Chapter III
Nika
After several missed calls and a string of text messages, he finally responded.
Finley: I’m out with the guys. Don’t know when I’ll be back.
I read it twice.
He’s probably out on the prowl.
I put the phone down on the couch cushion, face down, and sat with that for a moment. The flat was very quiet. The kind of quiet that had texture to it — the hum of the fridge, a bus passing outside, the muffled television from the flat next door living its own life without me.
I’d cooked. That was the thing. I’d actually come home, changed out of my work clothes, and cooked a proper meal because it was Friday and I’d thought—stupidly, it turned out—that it might be nice.
That we might sit together and eat something that hadn’t come in a paper bag and maybe talk like two people who shared a life.
I stood up and went to the kitchen.
The vegetables were lukewarm. The chicken skin that had been perfectly crispy an hour ago had gone soft and a bit sad. I stood over the tray for a moment looking at it before serving it up.
Then I grabbed my plate, picked up the bottle of wine, and didn’t bother with a glass.
Back on the couch I pulled up Netflix and scrolled. The recommendations stared back at me—things we’d been meaning to watch together, things he’d added to the list, things I’d forgotten I’d saved. I kept scrolling until I hit something I didn’t recognise and hit play without reading what it was.
It didn’t matter what it was.
Somewhere between the second and third fork of food I became aware that my vision had gone blurry.
I blinked.
Oh. Apparently I was crying. Not dramatically—no gasping, no sound. Just the quiet, pathetic kind that happened when you’d been holding something at arm’s length for too long and your body got tired of the effort.
I raised my fork and ate.
The wine was cheap, but I didn’t care. The show played.

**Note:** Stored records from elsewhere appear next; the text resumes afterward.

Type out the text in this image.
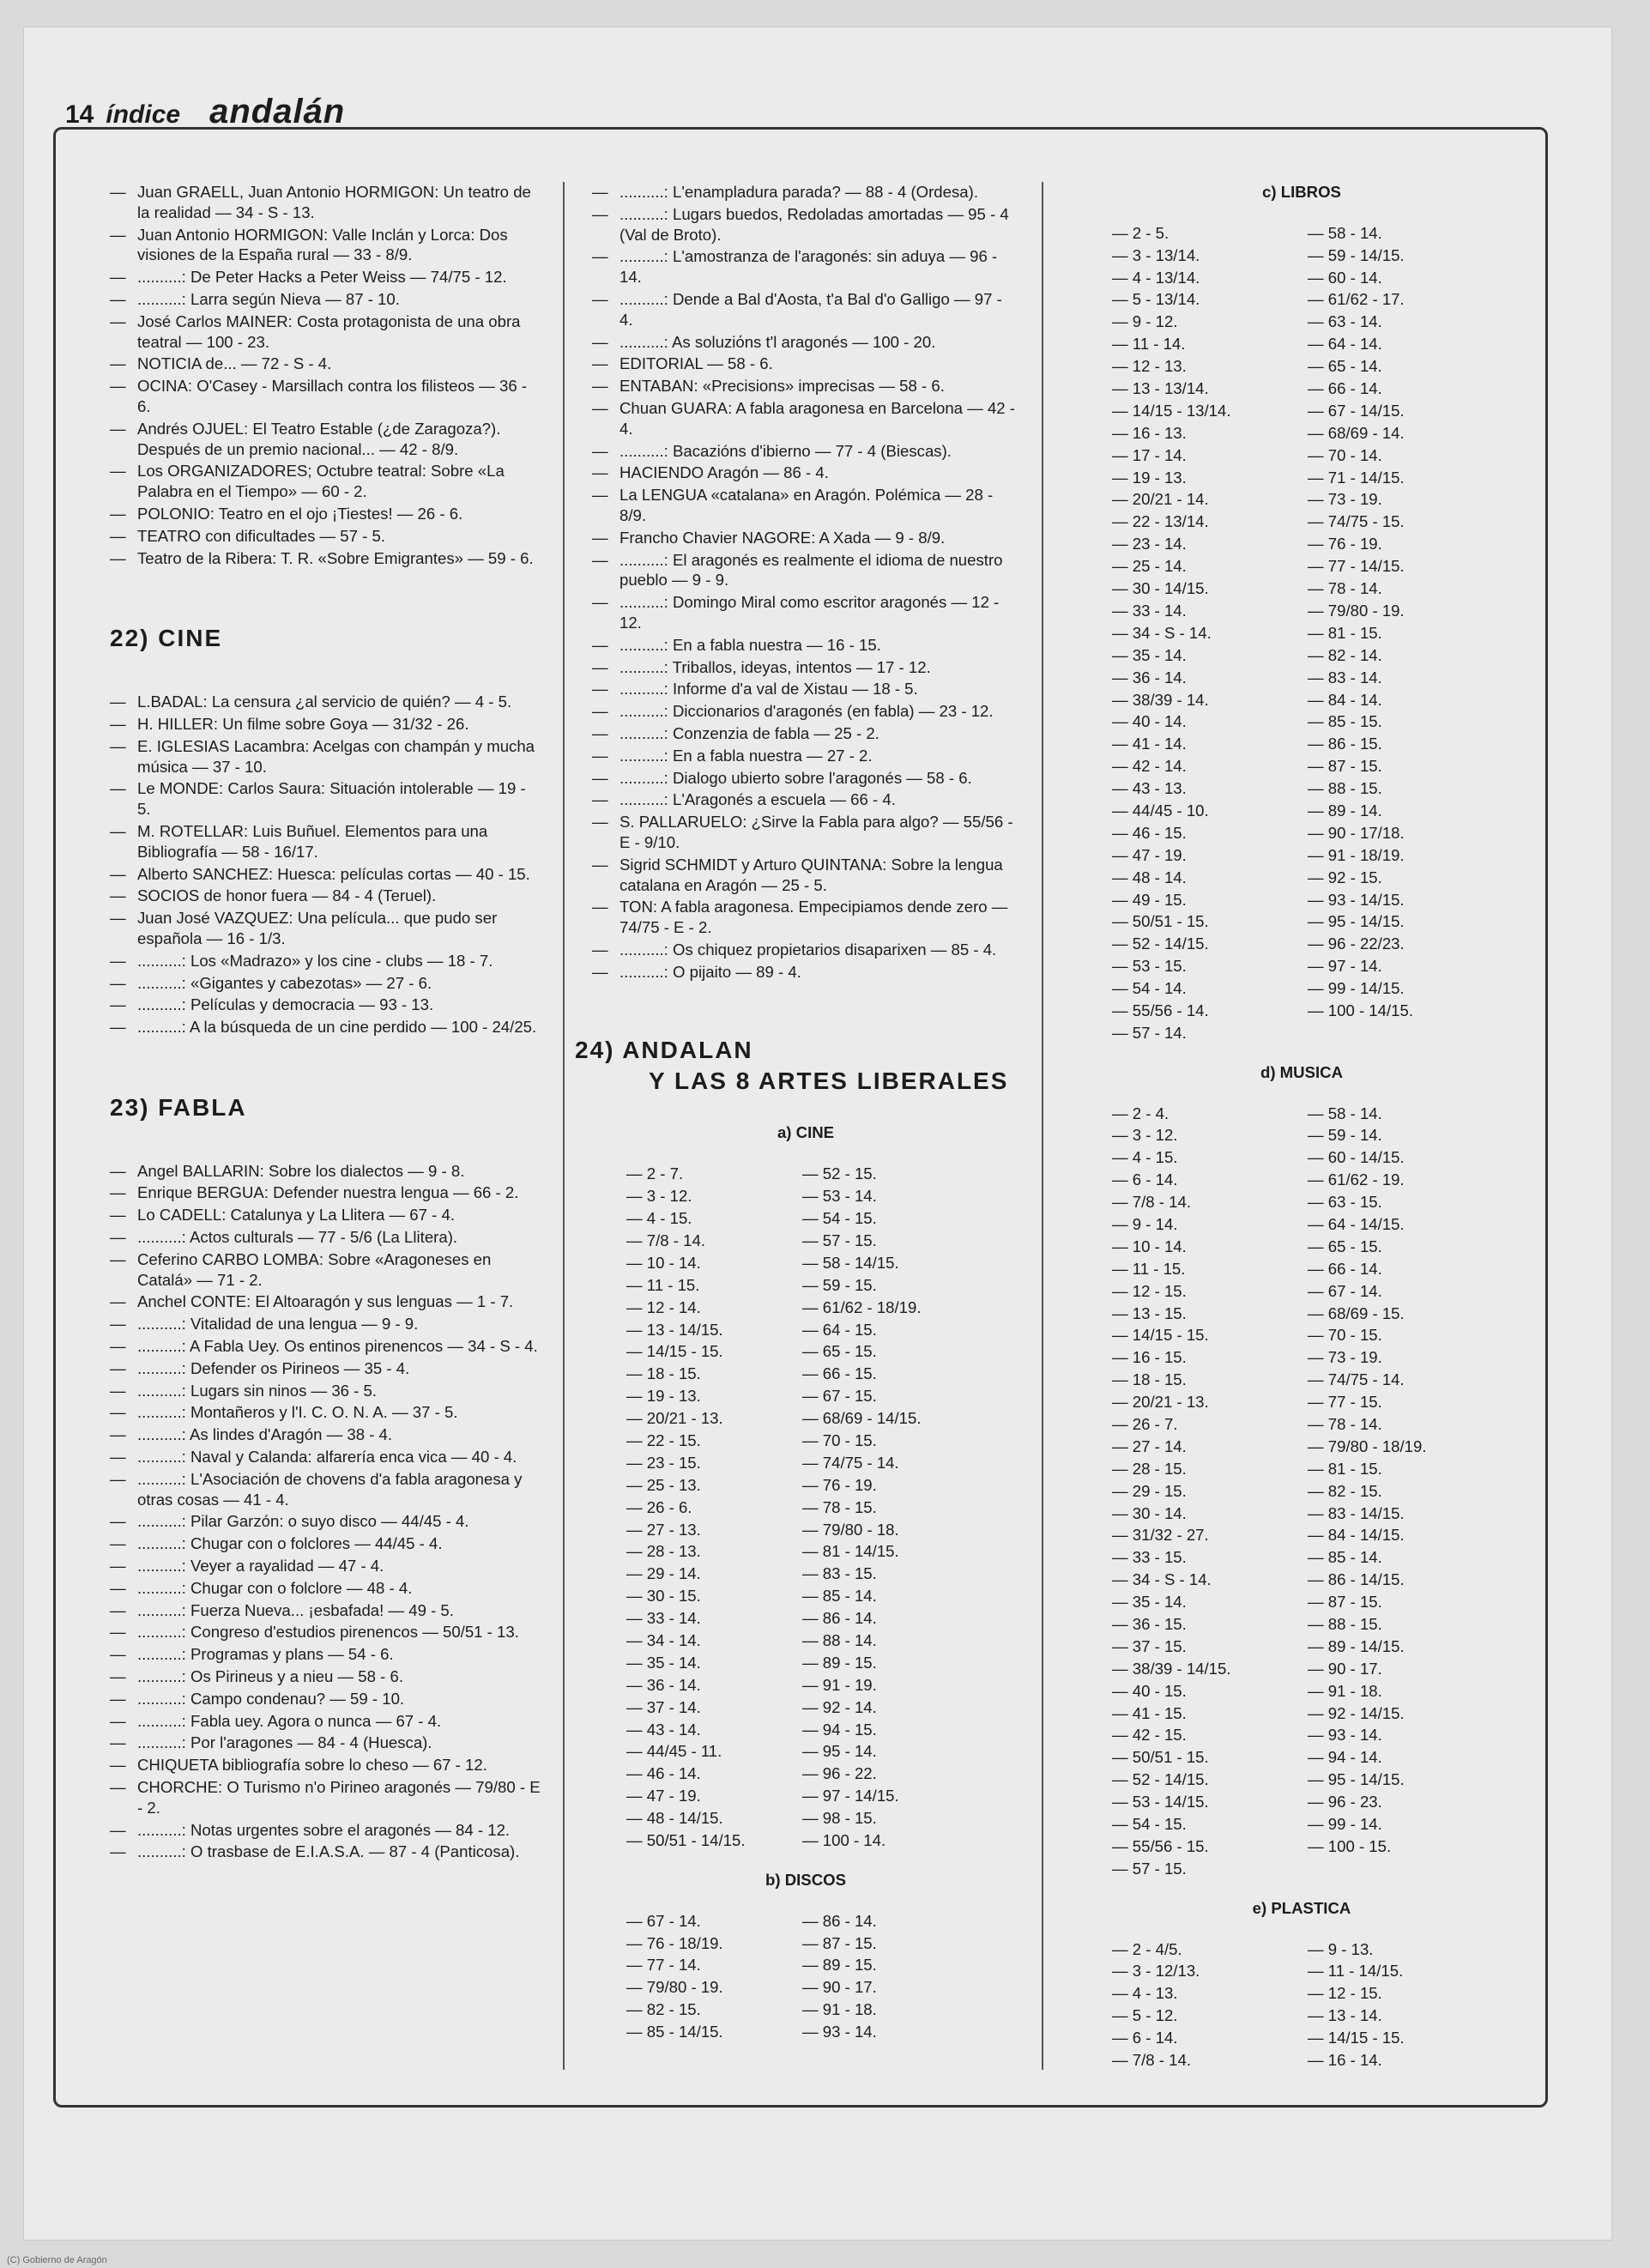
14 índice andalán
— Juan GRAELL, Juan Antonio HORMIGON: Un teatro de la realidad — 34 - S - 13.
— Juan Antonio HORMIGON: Valle Inclán y Lorca: Dos visiones de la España rural — 33 - 8/9.
— ..........: De Peter Hacks a Peter Weiss — 74/75 - 12.
— ..........: Larra según Nieva — 87 - 10.
— José Carlos MAINER: Costa protagonista de una obra teatral — 100 - 23.
— NOTICIA de... — 72 - S - 4.
— OCINA: O'Casey - Marsillach contra los filisteos — 36 - 6.
— Andrés OJUEL: El Teatro Estable (¿de Zaragoza?). Después de un premio nacional... — 42 - 8/9.
— Los ORGANIZADORES; Octubre teatral: Sobre «La Palabra en el Tiempo» — 60 - 2.
— POLONIO: Teatro en el ojo ¡Tiestes! — 26 - 6.
— TEATRO con dificultades — 57 - 5.
— Teatro de la Ribera: T. R. «Sobre Emigrantes» — 59 - 6.
22) CINE
— L.BADAL: La censura ¿al servicio de quién? — 4 - 5.
— H. HILLER: Un filme sobre Goya — 31/32 - 26.
— E. IGLESIAS Lacambra: Acelgas con champán y mucha música — 37 - 10.
— Le MONDE: Carlos Saura: Situación intolerable — 19 - 5.
— M. ROTELLAR: Luis Buñuel. Elementos para una Bibliografía — 58 - 16/17.
— Alberto SANCHEZ: Huesca: películas cortas — 40 - 15.
— SOCIOS de honor fuera — 84 - 4 (Teruel).
— Juan José VAZQUEZ: Una película... que pudo ser española — 16 - 1/3.
— ..........: Los «Madrazo» y los cine - clubs — 18 - 7.
— ..........: «Gigantes y cabezotas» — 27 - 6.
— ..........: Películas y democracia — 93 - 13.
— ..........: A la búsqueda de un cine perdido — 100 - 24/25.
23) FABLA
— Angel BALLARIN: Sobre los dialectos — 9 - 8.
— Enrique BERGUA: Defender nuestra lengua — 66 - 2.
— Lo CADELL: Catalunya y La Llitera — 67 - 4.
— ..........: Actos culturals — 77 - 5/6 (La Llitera).
— Ceferino CARBO LOMBA: Sobre «Aragoneses en Catalá» — 71 - 2.
— Anchel CONTE: El Altoaragón y sus lenguas — 1 - 7.
— ..........: Vitalidad de una lengua — 9 - 9.
— ..........: A Fabla Uey. Os entinos pirenencos — 34 - S - 4.
— ..........: Defender os Pirineos — 35 - 4.
— ..........: Lugars sin ninos — 36 - 5.
— ..........: Montañeros y l'I. C. O. N. A. — 37 - 5.
— ..........: As lindes d'Aragón — 38 - 4.
— ..........: Naval y Calanda: alfarería enca vica — 40 - 4.
— ..........: L'Asociación de chovens d'a fabla aragonesa y otras cosas — 41 - 4.
— ..........: Pilar Garzón: o suyo disco — 44/45 - 4.
— ..........: Chugar con o folclores — 44/45 - 4.
— ..........: Veyer a rayalidad — 47 - 4.
— ..........: Chugar con o folclore — 48 - 4.
— ..........: Fuerza Nueva... ¡esbafada! — 49 - 5.
— ..........: Congreso d'estudios pirenencos — 50/51 - 13.
— ..........: Programas y plans — 54 - 6.
— ..........: Os Pirineus y a nieu — 58 - 6.
— ..........: Campo condenau? — 59 - 10.
— ..........: Fabla uey. Agora o nunca — 67 - 4.
— ..........: Por l'aragones — 84 - 4 (Huesca).
— CHIQUETA bibliografía sobre lo cheso — 67 - 12.
— CHORCHE: O Turismo n'o Pirineo aragonés — 79/80 - E - 2.
— ..........: Notas urgentes sobre el aragonés — 84 - 12.
— ..........: O trasbase de E.I.A.S.A. — 87 - 4 (Panticosa).
— ..........: L'enampladura parada? — 88 - 4 (Ordesa).
— ..........: Lugars buedos, Redoladas amortadas — 95 - 4 (Val de Broto).
— ..........: L'amostranza de l'aragonés: sin aduya — 96 - 14.
— ..........: Dende a Bal d'Aosta, t'a Bal d'o Galligo — 97 - 4.
— ..........: As soluziόns t'l aragonés — 100 - 20.
— EDITORIAL — 58 - 6.
— ENTABAN: «Precisions» imprecisas — 58 - 6.
— Chuan GUARA: A fabla aragonesa en Barcelona — 42 - 4.
— ..........: Bacazións d'ibierno — 77 - 4 (Biescas).
— HACIENDO Aragón — 86 - 4.
— La LENGUA «catalana» en Aragón. Polémica — 28 - 8/9.
— Francho Chavier NAGORE: A Xada — 9 - 8/9.
— ..........: El aragonés es realmente el idioma de nuestro pueblo — 9 - 9.
— ..........: Domingo Miral como escritor aragonés — 12 - 12.
— ..........: En a fabla nuestra — 16 - 15.
— ..........: Triballos, ideyas, intentos — 17 - 12.
— ..........: Informe d'a val de Xistau — 18 - 5.
— ..........: Diccionarios d'aragonés (en fabla) — 23 - 12.
— ..........: Conzenzia de fabla — 25 - 2.
— ..........: En a fabla nuestra — 27 - 2.
— ..........: Dialogo ubierto sobre l'aragonés — 58 - 6.
— ..........: L'Aragonés a escuela — 66 - 4.
— S. PALLARUELO: ¿Sirve la Fabla para algo? — 55/56 - E - 9/10.
— Sigrid SCHMIDT y Arturo QUINTANA: Sobre la lengua catalana en Aragón — 25 - 5.
— TON: A fabla aragonesa. Empecipiamos dende zero — 74/75 - E - 2.
— ..........: Os chiquez propietarios disaparixen — 85 - 4.
— ..........: O pijaito — 89 - 4.
24) ANDALAN
Y LAS 8 ARTES LIBERALES
a) CINE
— 2 - 7.
— 3 - 12.
— 4 - 15.
— 7/8 - 14.
— 10 - 14.
— 11 - 15.
— 12 - 14.
— 13 - 14/15.
— 14/15 - 15.
— 18 - 15.
— 19 - 13.
— 20/21 - 13.
— 22 - 15.
— 23 - 15.
— 25 - 13.
— 26 - 6.
— 27 - 13.
— 28 - 13.
— 29 - 14.
— 30 - 15.
— 33 - 14.
— 34 - 14.
— 35 - 14.
— 36 - 14.
— 37 - 14.
— 43 - 14.
— 44/45 - 11.
— 46 - 14.
— 47 - 19.
— 48 - 14/15.
— 50/51 - 14/15.
— 52 - 15.
— 53 - 14.
— 54 - 15.
— 57 - 15.
— 58 - 14/15.
— 59 - 15.
— 61/62 - 18/19.
— 64 - 15.
— 65 - 15.
— 66 - 15.
— 67 - 15.
— 68/69 - 14/15.
— 70 - 15.
— 74/75 - 14.
— 76 - 19.
— 78 - 15.
— 79/80 - 18.
— 81 - 14/15.
— 83 - 15.
— 85 - 14.
— 86 - 14.
— 88 - 14.
— 89 - 15.
— 91 - 19.
— 92 - 14.
— 94 - 15.
— 95 - 14.
— 96 - 22.
— 97 - 14/15.
— 98 - 15.
— 100 - 14.
b) DISCOS
— 67 - 14.
— 76 - 18/19.
— 77 - 14.
— 79/80 - 19.
— 82 - 15.
— 85 - 14/15.
— 86 - 14.
— 87 - 15.
— 89 - 15.
— 90 - 17.
— 91 - 18.
— 93 - 14.
c) LIBROS
— 2 - 5.
— 3 - 13/14.
— 4 - 13/14.
— 5 - 13/14.
— 9 - 12.
— 11 - 14.
— 12 - 13.
— 13 - 13/14.
— 14/15 - 13/14.
— 16 - 13.
— 17 - 14.
— 19 - 13.
— 20/21 - 14.
— 22 - 13/14.
— 23 - 14.
— 25 - 14.
— 30 - 14/15.
— 33 - 14.
— 34 - S - 14.
— 35 - 14.
— 36 - 14.
— 38/39 - 14.
— 40 - 14.
— 41 - 14.
— 42 - 14.
— 43 - 13.
— 44/45 - 10.
— 46 - 15.
— 47 - 19.
— 48 - 14.
— 49 - 15.
— 50/51 - 15.
— 52 - 14/15.
— 53 - 15.
— 54 - 14.
— 55/56 - 14.
— 57 - 14.
— 58 - 14.
— 59 - 14/15.
— 60 - 14.
— 61/62 - 17.
— 63 - 14.
— 64 - 14.
— 65 - 14.
— 66 - 14.
— 67 - 14/15.
— 68/69 - 14.
— 70 - 14.
— 71 - 14/15.
— 73 - 19.
— 74/75 - 15.
— 76 - 19.
— 77 - 14/15.
— 78 - 14.
— 79/80 - 19.
— 81 - 15.
— 82 - 14.
— 83 - 14.
— 84 - 14.
— 85 - 15.
— 86 - 15.
— 87 - 15.
— 88 - 15.
— 89 - 14.
— 90 - 17/18.
— 91 - 18/19.
— 92 - 15.
— 93 - 14/15.
— 95 - 14/15.
— 96 - 22/23.
— 97 - 14.
— 99 - 14/15.
— 100 - 14/15.
d) MUSICA
— 2 - 4.
— 3 - 12.
— 4 - 15.
— 6 - 14.
— 7/8 - 14.
— 9 - 14.
— 10 - 14.
— 11 - 15.
— 12 - 15.
— 13 - 15.
— 14/15 - 15.
— 16 - 15.
— 18 - 15.
— 20/21 - 13.
— 26 - 7.
— 27 - 14.
— 28 - 15.
— 29 - 15.
— 30 - 14.
— 31/32 - 27.
— 33 - 15.
— 34 - S - 14.
— 35 - 14.
— 36 - 15.
— 37 - 15.
— 38/39 - 14/15.
— 40 - 15.
— 41 - 15.
— 42 - 15.
— 50/51 - 15.
— 52 - 14/15.
— 53 - 14/15.
— 54 - 15.
— 55/56 - 15.
— 57 - 15.
— 58 - 14.
— 59 - 14.
— 60 - 14/15.
— 61/62 - 19.
— 63 - 15.
— 64 - 14/15.
— 65 - 15.
— 66 - 14.
— 67 - 14.
— 68/69 - 15.
— 70 - 15.
— 73 - 19.
— 74/75 - 14.
— 77 - 15.
— 78 - 14.
— 79/80 - 18/19.
— 81 - 15.
— 82 - 15.
— 83 - 14/15.
— 84 - 14/15.
— 85 - 14.
— 86 - 14/15.
— 87 - 15.
— 88 - 15.
— 89 - 14/15.
— 90 - 17.
— 91 - 18.
— 92 - 14/15.
— 93 - 14.
— 94 - 14.
— 95 - 14/15.
— 96 - 23.
— 99 - 14.
— 100 - 15.
e) PLASTICA
— 2 - 4/5.
— 3 - 12/13.
— 4 - 13.
— 5 - 12.
— 6 - 14.
— 7/8 - 14.
— 9 - 13.
— 11 - 14/15.
— 12 - 15.
— 13 - 14.
— 14/15 - 15.
— 16 - 14.
(C) Gobierno de Aragón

Outside, London carried on being London—indifferent and loud and completely unbothered by someone like me. Insignificant.
I questioned, not for the first time, what the fuck I was doing with my life.
I didn’t answer myself.
I put my fork down and reached for the bottle.
??
??
??
When I woke up it was dark.
I turned onto my side and the room tilted with me. I lay very still for a moment, waiting for it to settle, instantly regretting the second bottle. Or the third glass. Whichever one had been the bridge too far.
From the kitchen I could hear Finley rummaging. Cupboard doors. The soft mechanical whirr of the microwave, then the ping.
I wondered idly how much radiation it took to kill someone, then dismissed the thought. A kitchen appliance was a boring way to go and I was fairly certain the cheese toasties he made at midnight didn’t count as a weapon.
I blinked at the ceiling until my faculties started returning one by one, slow and reluctant.
Then I remembered.
The phone. The website. The very confident clicking.
Fuck.
I grabbed my phone from under the duvet and opened my emails with one eye closed.
There it was. Bold. Official. Unignorable.
Booking confirmation.
Croatia. Return flight. Twenty-six pounds each way.
No hotel. No accommodation. Nothing else at all.
I checked my texts.
Me: Haha, Dad, my flight was cheaper.
Dad: Good girl. Where are you going?
Me: Crotcha
Dad: Where?
Me: Dunno. Somewhere in Europe. Night dad. Luv u.
Dad: Love you too. Text me when you’re sober.
I stared at the conversation for a long moment.
My poor Dad, he knew I was hammered.
I switched back to the confirmation email and read it properly this time, or as properly as I could manage with wine still softening the edges of everything. Five days. A little over two hours in the air. Departure in—I did the maths slowly—less than two weeks.
I typed Croatia into my browser and lay there in the dark scrolling through images. Coastline so blue it looked edited. Old stone towns spilling down hillsides toward the water. Lavender fields. Forests that looked like they’d been there since before anyone thought to name them.
My grandparents had come from somewhere near there. I’d always meant to look into it properly and never had.
The heaviness that had been sitting in my chest all evening shifted slightly. Not gone. Just—different.
As soon as I started thinking about what Finley would say, I made myself stop.
I was going. That was it. If he wanted to come, he could pay his own way for once. I was done subsidising his life one transfer at a time.
The nerves were there—that familiar sick feeling, low in my stomach, the one that showed up every time I was about to hold a boundary. Or it was the wine. Probably both.
I slipped my phone under my pillow and closed my eyes.
It was the best sleep I’d had in a long time.